In our branding of the twenties as the decade of polarisation, we forget how deeply divided Britain was in the eighties.  Recent commentary on the fortieth anniversary of the miners’ strike has been a reminder of this and how violent public life proved.  Football hooliganism was pervasive and after a riot at a Luton Town – Millwall game in 1985, Margaret Thatcher asked of football officials: ‘what are you going to do about it?’.  In a pithy and telling response, the FA secretary Ted Croker said: ‘Not our hooligans, Prime Minister, but yours.  The product of your society’.  Perhaps more than any other exchange, it symbolised the braiding of sport and politics, threads that endure to this day. 

The sports stars of today have become surrogate saints, held up as an inspiration for what can be achieved and frequently employed as motivational speakers.
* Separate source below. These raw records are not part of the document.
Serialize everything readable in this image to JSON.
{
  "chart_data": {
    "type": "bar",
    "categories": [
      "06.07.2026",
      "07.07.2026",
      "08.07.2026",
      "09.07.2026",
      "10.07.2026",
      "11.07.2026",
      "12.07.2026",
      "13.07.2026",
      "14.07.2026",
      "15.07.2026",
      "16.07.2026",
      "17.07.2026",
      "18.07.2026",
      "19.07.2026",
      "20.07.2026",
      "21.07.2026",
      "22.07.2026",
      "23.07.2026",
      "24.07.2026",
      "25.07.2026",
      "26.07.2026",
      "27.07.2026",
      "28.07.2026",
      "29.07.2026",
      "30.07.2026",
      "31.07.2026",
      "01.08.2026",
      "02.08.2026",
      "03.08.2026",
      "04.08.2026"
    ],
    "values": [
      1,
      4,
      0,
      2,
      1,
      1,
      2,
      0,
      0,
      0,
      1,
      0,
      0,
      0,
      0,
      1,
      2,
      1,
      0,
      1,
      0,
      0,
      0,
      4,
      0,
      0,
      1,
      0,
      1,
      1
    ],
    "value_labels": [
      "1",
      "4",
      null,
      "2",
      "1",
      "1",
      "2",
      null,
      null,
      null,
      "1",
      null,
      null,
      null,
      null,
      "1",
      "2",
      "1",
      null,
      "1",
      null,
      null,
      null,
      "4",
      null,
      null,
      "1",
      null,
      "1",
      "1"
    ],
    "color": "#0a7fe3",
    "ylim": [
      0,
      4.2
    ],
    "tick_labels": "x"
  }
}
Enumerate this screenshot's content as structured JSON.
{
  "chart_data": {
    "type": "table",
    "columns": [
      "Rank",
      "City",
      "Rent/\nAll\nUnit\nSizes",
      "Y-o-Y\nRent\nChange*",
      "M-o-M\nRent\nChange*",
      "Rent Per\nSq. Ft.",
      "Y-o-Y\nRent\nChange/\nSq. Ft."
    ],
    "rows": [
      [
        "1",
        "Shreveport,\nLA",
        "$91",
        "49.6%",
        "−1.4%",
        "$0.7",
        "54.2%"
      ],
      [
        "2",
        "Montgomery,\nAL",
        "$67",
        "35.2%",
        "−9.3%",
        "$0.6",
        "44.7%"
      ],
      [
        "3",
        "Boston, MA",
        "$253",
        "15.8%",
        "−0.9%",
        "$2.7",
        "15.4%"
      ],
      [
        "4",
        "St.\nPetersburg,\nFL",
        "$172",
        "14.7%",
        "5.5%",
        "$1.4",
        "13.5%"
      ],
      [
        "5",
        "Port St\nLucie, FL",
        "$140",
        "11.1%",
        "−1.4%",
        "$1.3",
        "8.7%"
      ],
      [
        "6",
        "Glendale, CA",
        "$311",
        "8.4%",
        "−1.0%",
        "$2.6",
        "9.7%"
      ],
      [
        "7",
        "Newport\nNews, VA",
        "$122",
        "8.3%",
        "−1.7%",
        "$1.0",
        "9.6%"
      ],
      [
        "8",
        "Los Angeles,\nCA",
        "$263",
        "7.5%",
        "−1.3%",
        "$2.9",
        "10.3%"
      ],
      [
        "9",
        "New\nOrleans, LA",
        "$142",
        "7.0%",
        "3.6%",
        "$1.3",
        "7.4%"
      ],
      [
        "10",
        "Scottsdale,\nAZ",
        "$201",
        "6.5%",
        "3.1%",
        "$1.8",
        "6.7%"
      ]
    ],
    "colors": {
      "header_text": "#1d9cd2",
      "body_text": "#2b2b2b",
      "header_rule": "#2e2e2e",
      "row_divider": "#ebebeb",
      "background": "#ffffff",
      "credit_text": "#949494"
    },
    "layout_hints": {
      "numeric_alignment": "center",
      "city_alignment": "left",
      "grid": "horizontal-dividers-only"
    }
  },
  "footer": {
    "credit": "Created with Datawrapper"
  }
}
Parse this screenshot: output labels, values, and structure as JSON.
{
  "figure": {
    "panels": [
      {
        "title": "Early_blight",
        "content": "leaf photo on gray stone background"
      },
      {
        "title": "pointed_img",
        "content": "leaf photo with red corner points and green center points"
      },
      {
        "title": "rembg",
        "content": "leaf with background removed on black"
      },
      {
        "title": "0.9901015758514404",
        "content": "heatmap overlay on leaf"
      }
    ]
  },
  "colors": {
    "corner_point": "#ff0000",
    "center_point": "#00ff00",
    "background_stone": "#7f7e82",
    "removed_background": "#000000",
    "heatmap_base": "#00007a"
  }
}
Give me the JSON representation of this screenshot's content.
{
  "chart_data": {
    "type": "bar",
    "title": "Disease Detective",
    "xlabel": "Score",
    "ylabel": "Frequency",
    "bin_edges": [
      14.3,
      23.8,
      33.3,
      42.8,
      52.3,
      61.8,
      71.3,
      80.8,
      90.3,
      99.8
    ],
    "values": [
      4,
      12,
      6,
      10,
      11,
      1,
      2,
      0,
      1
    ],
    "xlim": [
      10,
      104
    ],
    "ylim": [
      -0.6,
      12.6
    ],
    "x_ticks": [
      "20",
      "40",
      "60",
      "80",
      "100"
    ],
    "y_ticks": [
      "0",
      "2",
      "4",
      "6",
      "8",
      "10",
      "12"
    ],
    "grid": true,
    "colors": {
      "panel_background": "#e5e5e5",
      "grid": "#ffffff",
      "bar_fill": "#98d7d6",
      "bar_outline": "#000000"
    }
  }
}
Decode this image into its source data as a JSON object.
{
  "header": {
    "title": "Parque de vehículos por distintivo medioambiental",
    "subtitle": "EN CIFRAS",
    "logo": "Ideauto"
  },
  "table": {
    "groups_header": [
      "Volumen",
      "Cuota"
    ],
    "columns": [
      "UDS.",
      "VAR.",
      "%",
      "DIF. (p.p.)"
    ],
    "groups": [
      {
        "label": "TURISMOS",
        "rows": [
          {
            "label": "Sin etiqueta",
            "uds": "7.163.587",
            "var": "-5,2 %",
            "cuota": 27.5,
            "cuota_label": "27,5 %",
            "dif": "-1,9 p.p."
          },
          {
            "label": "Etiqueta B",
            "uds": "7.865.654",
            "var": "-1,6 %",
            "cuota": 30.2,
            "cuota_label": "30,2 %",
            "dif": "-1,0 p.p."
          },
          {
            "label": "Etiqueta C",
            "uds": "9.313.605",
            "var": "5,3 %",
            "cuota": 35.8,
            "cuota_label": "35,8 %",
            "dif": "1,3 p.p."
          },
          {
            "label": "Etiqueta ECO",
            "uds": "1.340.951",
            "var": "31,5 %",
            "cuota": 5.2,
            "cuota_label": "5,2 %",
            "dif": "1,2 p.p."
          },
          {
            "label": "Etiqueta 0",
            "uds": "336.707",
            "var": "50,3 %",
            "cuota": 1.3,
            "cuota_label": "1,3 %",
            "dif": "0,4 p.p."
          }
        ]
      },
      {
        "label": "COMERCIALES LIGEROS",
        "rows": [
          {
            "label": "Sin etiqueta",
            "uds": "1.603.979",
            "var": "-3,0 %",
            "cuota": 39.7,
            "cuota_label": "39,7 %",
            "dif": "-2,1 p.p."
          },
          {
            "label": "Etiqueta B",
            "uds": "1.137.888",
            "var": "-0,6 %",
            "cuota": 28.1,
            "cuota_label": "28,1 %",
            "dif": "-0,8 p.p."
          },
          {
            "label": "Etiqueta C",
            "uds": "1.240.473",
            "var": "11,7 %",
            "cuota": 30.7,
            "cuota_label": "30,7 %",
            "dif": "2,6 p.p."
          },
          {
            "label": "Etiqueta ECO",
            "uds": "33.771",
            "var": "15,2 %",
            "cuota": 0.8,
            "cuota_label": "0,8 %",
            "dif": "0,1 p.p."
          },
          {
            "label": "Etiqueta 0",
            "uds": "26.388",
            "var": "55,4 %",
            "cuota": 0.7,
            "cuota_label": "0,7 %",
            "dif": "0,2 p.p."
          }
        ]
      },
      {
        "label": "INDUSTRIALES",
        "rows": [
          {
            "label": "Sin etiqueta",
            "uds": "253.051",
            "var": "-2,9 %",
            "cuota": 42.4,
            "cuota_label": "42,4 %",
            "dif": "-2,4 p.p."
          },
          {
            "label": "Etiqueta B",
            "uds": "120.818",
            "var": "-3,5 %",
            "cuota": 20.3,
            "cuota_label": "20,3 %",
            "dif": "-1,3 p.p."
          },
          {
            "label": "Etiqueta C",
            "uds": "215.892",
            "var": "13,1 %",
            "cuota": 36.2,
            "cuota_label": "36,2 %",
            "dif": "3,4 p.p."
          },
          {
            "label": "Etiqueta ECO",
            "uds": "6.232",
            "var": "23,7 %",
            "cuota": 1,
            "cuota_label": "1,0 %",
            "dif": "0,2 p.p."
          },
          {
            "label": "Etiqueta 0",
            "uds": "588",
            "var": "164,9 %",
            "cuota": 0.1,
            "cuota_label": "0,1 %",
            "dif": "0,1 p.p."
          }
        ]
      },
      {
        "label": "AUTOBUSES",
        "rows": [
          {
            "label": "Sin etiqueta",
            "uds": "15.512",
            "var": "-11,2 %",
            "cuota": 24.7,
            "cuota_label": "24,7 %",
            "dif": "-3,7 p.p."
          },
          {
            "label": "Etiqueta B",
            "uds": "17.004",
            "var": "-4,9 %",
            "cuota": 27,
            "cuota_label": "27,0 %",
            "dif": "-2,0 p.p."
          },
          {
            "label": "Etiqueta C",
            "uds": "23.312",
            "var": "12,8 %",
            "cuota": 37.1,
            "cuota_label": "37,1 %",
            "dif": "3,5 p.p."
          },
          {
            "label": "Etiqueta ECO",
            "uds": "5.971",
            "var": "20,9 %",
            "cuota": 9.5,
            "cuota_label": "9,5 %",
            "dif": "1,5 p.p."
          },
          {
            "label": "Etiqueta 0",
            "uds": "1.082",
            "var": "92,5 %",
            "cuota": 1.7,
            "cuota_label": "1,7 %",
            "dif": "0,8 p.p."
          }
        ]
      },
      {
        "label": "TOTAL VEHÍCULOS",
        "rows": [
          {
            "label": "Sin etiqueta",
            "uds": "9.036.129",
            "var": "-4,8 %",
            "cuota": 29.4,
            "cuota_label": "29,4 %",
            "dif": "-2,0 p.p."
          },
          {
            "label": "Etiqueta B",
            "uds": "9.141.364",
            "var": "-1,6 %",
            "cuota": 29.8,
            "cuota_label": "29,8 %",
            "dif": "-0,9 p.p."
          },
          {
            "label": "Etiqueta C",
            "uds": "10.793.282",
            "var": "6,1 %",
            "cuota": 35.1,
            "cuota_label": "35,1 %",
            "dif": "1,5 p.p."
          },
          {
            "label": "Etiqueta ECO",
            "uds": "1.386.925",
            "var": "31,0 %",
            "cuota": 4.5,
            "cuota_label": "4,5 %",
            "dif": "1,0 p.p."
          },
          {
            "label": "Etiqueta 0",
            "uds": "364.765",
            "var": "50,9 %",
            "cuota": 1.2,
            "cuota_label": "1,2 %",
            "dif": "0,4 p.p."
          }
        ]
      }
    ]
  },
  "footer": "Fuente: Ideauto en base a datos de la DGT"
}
The argument that sport and politics don’t mix has a familiar ring for people who live with the tired old trope that religion and politics don’t either, as if our experience of culture and values are sealed off from each other.  Sporting boycotts in the 1980s - from Olympics to apartheid South Africa – placed athletes in the unavoidable position of having to make decisions about participation that would reflect on their values and could affect their careers; positioning that other people were spared.  These were an early taste of the moral standing afforded to sportsmen and women today; a status that somehow asks more of them, perhaps because other professions have become so tarnished and mistrusted. 

Domeneghetti’s book is also a sobering reminder of how ugly and careless much of our shared life was in the eighties.  The Bradford City fire and Hillsborough disaster were awful losses that showed the low priority of health and safety and the culture of institutional cover up that continues to blight the nation.  The author locates these failings in the wider context of disasters like Kings Cross, Piper Alpha and the Marchioness boat as part of his bid to write a social history of sport. 

Yet in a sense, Domeneghetti chose arbitrary parameters.  Football in particular was on the cusp of a revolution with the introduction of the Premier League in 1992.  Cultural sympathy for the game was about to change with the writings of Nick Hornby in Fever Pitch and Pete Davies in All Played Out.  The nasty face of football was to be transformed into a highly marketable model. 

The ugliness of the era is laid bare in the prolific and casual racism, sexism and homophobia that coursed through every sport.  The Windrush’s second generation broke through in the 1980s, notably in football, but was met with staggering levels of prejudice.  Anyone tempted to think this has now been eradicated hasn’t spent any real time at a football ground or on social media.  Women’s sport had virtually no profile in the eighties outside of tennis and athletics and as recently as 1978, Lord Denning had ruled that an eleven-year-old girl should not be allowed to play competitive football against boys the same age even though she merited a place in her team.  Meanwhile, stars like Justin Fashanu, Martina Navratilova and John Curry were targeted for their sexual orientation.  It remains hard for present day athletes to identify as gay, despite the rhetoric of acceptance.  Sport then, as now, held up an unerring mirror to our faces. 

The sports stars of today have become surrogate saints, held up as an inspiration for what can be achieved and frequently employed as motivational speakers.  But there is the gloss of a hyper-individualistic, neo-liberal culture.  Sports stars succeed because of a combination of innate gifting (which cannot simply be replicated) and material advantage (too many Olympic medals are still awarded to wealthy and advantaged Britons). I won because I wanted it more is a dishonest assessment of sporting success in the UK and in this way also holds up a mirror to other walks of life.   

The powerful personal branding of today’s athletes in many ways have their origin in the 1980s and the way the likes of Ian Botham, Carl Lewis and John McEnroe transcended their sports.  The cult of the conquering superstar is a smart diversion from the reality that money usually wins.  Just look at the Premier League table.